Wednesday, April 23, 2008

Three quick notes

1. The internet and proxy votes.

A story in today's WSJ tells us that since the SEC has allowed companies to use e-proxy rather than old-fashioned paper and ink proxy ballots, voting rates have declined.

The authors of the story seem unclear what the psychology here is. Possible explanations include the aversion of older shareholders to anything internet-driven. Presumably as they die off, (or as the more flexible of them catch on) the numbers will go back up.

Or it could be a pointless statistical fluke. Correlation isn't causation.

2. Biovail shake-up.

There's a new chief executive and a new chairman of the board at Biovail, the company that was once featured on Sixty Minites as an example of short-seller-driven stock price manipulation. Bill Wells is the new CEO, Douglas Squires the new chairman.

Also, Bill Bristow has left the board of directors, "effective immediately," the company said on April 21, "due to his ongoing personal relationship with Eugene Melnyk."

In the eyes of the present leadership, apparently, the company's earlier problems which I discussed in early March weren't the consequence of speculators and paid-for false research reports after all. They were the consequence of the flawed leadership of company founder Eugene Melnyk.

3. SEC to Grassley: Let it be.

At some point about three years ago the SEC was investigating the broker-dealer Bear Stearns over the way it priced and valued about $63 million of collateralized debt obligations. But last year the investigation was quietly dropped. I'd like to that that someone at the SEC simply decided that whatever Bear was doing wrong had turned out to be self-punishing given the events of last month. But the chronology doesn't really work out there, does it?
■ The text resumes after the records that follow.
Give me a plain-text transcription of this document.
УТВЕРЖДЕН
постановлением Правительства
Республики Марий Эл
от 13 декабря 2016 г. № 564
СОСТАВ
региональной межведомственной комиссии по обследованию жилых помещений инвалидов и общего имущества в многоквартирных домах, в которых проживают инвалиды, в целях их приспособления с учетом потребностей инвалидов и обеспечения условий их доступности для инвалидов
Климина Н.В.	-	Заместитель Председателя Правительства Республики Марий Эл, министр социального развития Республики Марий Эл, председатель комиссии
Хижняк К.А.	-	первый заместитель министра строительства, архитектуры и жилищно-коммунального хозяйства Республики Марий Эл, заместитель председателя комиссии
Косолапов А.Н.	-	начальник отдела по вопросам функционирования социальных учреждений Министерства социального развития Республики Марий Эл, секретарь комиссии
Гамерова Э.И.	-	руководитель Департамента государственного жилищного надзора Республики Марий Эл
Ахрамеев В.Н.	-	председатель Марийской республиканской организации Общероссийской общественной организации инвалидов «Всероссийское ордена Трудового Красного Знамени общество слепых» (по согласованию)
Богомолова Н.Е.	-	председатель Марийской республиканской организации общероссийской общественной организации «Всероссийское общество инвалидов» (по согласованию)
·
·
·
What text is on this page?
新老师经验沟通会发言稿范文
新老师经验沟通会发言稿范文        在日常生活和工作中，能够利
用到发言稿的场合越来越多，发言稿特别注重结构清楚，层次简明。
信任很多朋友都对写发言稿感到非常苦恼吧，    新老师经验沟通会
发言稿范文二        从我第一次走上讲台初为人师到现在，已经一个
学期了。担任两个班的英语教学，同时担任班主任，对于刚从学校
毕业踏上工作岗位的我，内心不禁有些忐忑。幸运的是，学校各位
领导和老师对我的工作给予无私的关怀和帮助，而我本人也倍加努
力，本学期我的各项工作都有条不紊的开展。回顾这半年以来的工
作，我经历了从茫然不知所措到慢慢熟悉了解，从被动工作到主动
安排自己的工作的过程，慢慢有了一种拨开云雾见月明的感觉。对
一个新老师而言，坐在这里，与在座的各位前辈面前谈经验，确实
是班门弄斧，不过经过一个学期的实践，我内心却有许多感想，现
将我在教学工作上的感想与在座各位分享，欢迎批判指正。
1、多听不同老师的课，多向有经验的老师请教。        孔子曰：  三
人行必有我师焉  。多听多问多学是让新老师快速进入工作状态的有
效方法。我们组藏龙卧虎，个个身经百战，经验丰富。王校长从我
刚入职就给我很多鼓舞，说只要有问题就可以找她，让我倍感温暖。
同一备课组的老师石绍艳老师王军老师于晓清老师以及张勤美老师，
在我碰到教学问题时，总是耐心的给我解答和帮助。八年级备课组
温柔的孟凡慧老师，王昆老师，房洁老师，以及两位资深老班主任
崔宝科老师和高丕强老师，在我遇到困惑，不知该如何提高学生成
Senator Grassley doesn't want to let the matter go. On April 2, he wrote the SEC asking for information on their investigation.

SEC chairman Christopher Cox replied last week: “The commission does not disclose the existence or non-existence of an investigation or information generated in any investigation unless made a matter of public record in proceedings brought before the Commission or the courts."

Short paraphrase: "Oversight, Schmoeversight."